Second — and this is the compounding part — it trains task-specific LoRA adapters on your golden dataset. Once an adapter exists for an operation, Atlas can route to it: smaller, cheaper, and more accurate for that specific task than the general model. The adapter becomes the default route for that operation.

The first adapter takes weeks of correction accumulation to train. Subsequent versions train faster because the prior dataset is already clean. The accuracy curve on a well-tagged operation is non-linear.
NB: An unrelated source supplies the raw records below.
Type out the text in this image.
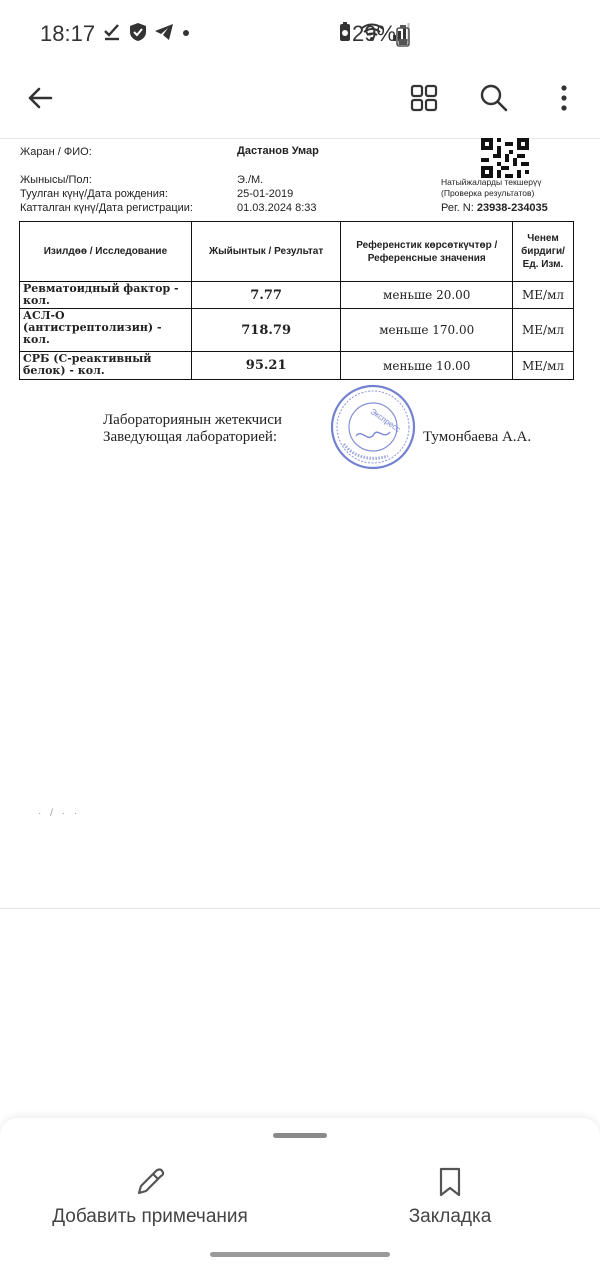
18:17	29%
Жаран / ФИО:	Дастанов Умар
Жынысы/Пол:	Э./М.
Туулган күнү/Дата рождения:	25-01-2019
Катталган күнү/Дата регистрации:	01.03.2024 8:33
Натыйжаларды текшерүү
(Проверка результатов)
Рег. N: 23938-234035
Изилдөө / Исследование	Жыйынтык / Результат	Референстик көрсөткүчтөр / Референсные значения	Ченем бирдиги/ Ед. Изм.
Ревматоидный фактор - кол.	7.77	меньше 20.00	МЕ/мл
АСЛ-О (антистрептолизин) - кол.	718.79	меньше 170.00	МЕ/мл
СРБ (С-реактивный белок) - кол.	95.21	меньше 10.00	МЕ/мл
Лабораториянын жетекчиси
Заведующая лабораторией:	Тумонбаева А.А.
Экспресс
· / · ·
Добавить примечания	Закладка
What about provider outages

Atlas tracks provider availability in real time. If a provider is returning errors or high latency, Atlas will route around it to the next-best option for that operation. You can configure fallback behavior per operation in the console. If you have specified a model directly (model: "openai/chatgpt-5.5") and that provider goes down, the call fails — there is no automatic fallback on direct passthrough, by design.

The cost picture

Routing to Atlas does not add a per-call fee on top of provider costs. The Newmen rate covers routing, recording, and the platform overhead. Third-party models at cost + 10% are transparent — you see the provider rate and the Newmen markup separately in the console.

As your adapters mature, the routed option becomes cheaper than the general model because adapters are smaller. The accuracy improvement and the cost improvement are the same thing: a smaller, better-targeted model doing less work to get the right answer.